“There’s a starman waiting in the sky” canta David Bowie nel recente The Martian di Ridley Scott in programmazione in questi giorni al cinema Lumière. L’uomo delle stelle in questo caso si chiama Mark Watney (Matt Damon), è un astronauta americano e sta aspettando che qualcuno lo venga a salvare dopo che i suoi compagni di missione, credendolo morto, lo hanno lasciato solo su Marte con pochissimi viveri. Purtroppo ogni contatto con la Terra è un miraggio e la prossima missione su Marte non arriverà prima di 4 anni. Mark si trova quindi a dover scegliere: arrendersi a una morte certa o combattere con i pochi mezzi a disposizione. Nella migliore tradizione americana – never give up – Mark sceglie di non arrendersi.
The Martian segna il gradito ritorno di Ridley Scott che firma un bel film di grande respiro (respiro che invece tratteniamo noi spettatori nelle scene in cui Mark sta per finire l’ossigeno della tuta spaziale), come forse non succedeva da un po’ nella sua ultima produzione. Un film apparentemente semplice, con una storia forte (tratta dal romanzo dell’ingegnere informatico Andy Weir) e una brillante sceneggiatura (Drew Goddard) che sostengono dall’inizio alla fine un bravo Matt Damon attorniato da buoni comprimari: Jessica Chastain, Jeff Daniels, Kate Mara. Poche speculazioni intellettuali e sentimentali e un cinema accattivante e visivamente potente sono messi al servizio del racconto di un futuro non tanto prossimo che ci fa immedesimare con il protagonista e fare il tifo per il suo ritorno.
“Curiosity”, la sonda spaziale che ha recentemente scoperto l’acqua su Marte, è talmente vicina a noi nel tempo che questa trama pare appartenere più ad un progresso scientifico a portata di mano che alla fantascienza. Una delle belle intuizioni cinematografiche di Scott, infatti, è che Mark è il ragazzo del pianeta accanto, dove gli alieni non esistono e quello che ci fa paura non è più un mostro ma morire di fame.
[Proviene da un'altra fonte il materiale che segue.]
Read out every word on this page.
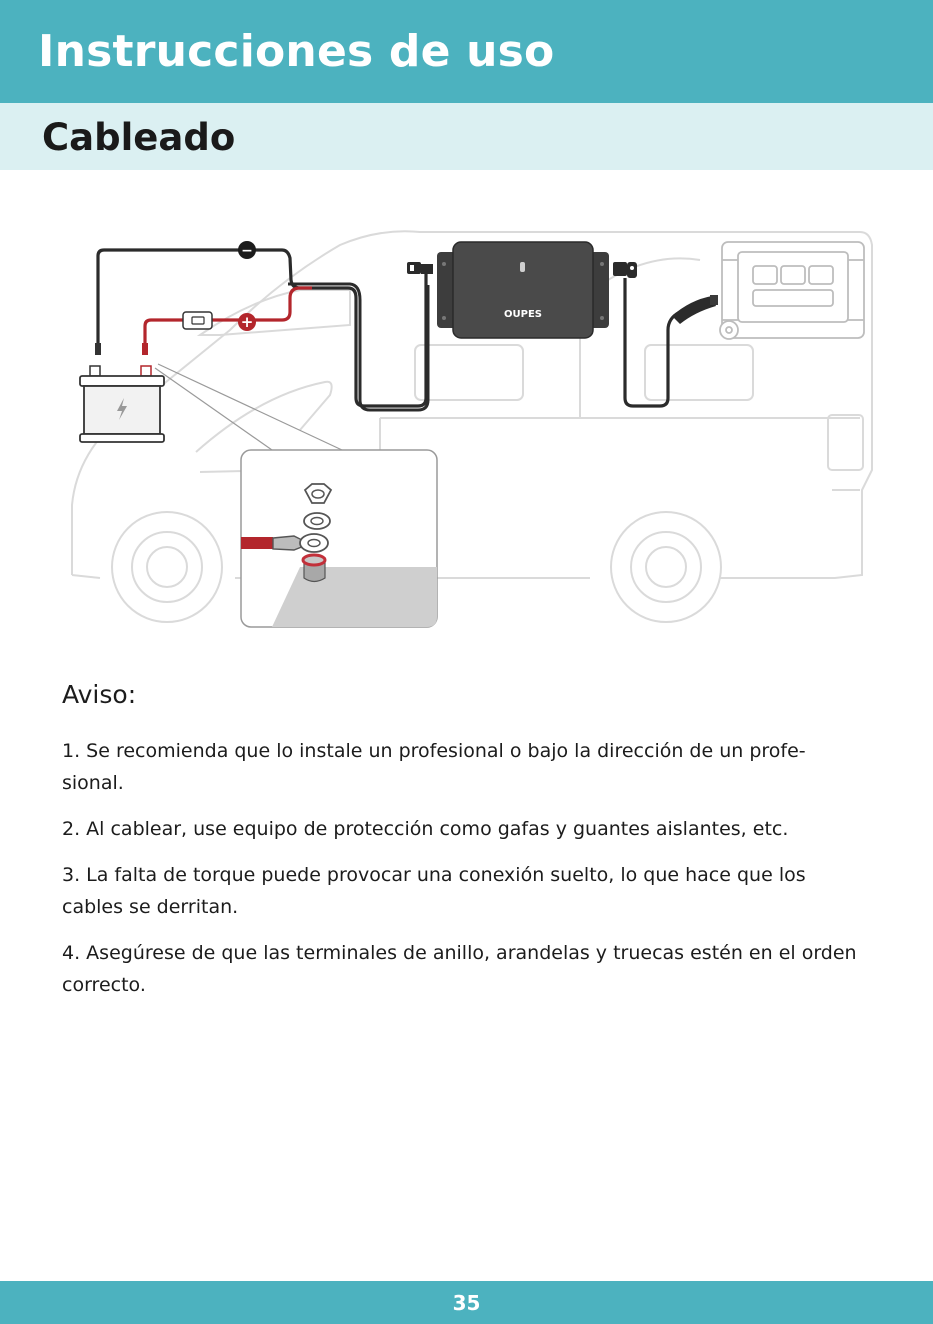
Instrucciones de uso
Cableado
−
+	OUPES
Aviso:

1. Se recomienda que lo instale un profesional o bajo la dirección de un profe-sional.

2. Al cablear, use equipo de protección como gafas y guantes aislantes, etc.

3. La falta de torque puede provocar una conexión suelto, lo que hace que los cables se derritan.

4. Asegúrese de que las terminales de anillo, arandelas y truecas estén en el orden correcto.

35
E allora largo alle conoscenze scientifiche accumulate alle spalle, all’ingegno e a un po’ di fantasia: su Marte occorre imparare ad accendere il fuoco col legno, a creare l’acqua dando fuoco a idrogeno ed ossigeno, a coltivare patate autoconcimate e a usare lo scotch per salvarsi la vita. Ma la fisica e la botanica non sono mai state così divertenti: il film riesce ad avvincere lo spettatore alternando momenti di creatività scientifica, suspense e buone dosi di ironia e autoironia (utili a corrodere l’eccesso del granitico ottimismo americano). La bellissima colonna sonora asseconda poi questo registro ironico, scandendo a ritmo dance i vari momenti del film sulle note di I Will Survive (Gloria Gaynor), Waterloo (Abba), Don’t Leave Me This Way (Thelma Huston), Hot Stuff (Donna Summer).
La regia di Scott, che festeggerà a breve i suoi 78 anni, trasforma insomma una materia per certi aspetti nerd in materia puramente cinematografica, consegnandoci un racconto accattivante di conquista e lotta per la sopravvivenza. Il tutto accompagnato da scene di grande fascino visivo: “Amo la creazione di mondi – ha recentemente dichiarato il regista – È una sfida che si ricollega al mio spirito da designer”. E noi spettatori ci godiamo anche questa festa per gli occhi ammirando le scene sulla vastità dei rossi deserti marziani, quelle in cui gli astronauti nuotano in assenza di gravità nei corridoi della nave spaziale con la grazia della danza e la bellissima scena finale del tentativo di salvataggio nello spazio in cui due astronauti ballano un minuetto tra la vita e la morte, avvolti in un arabesco di nastro arancione.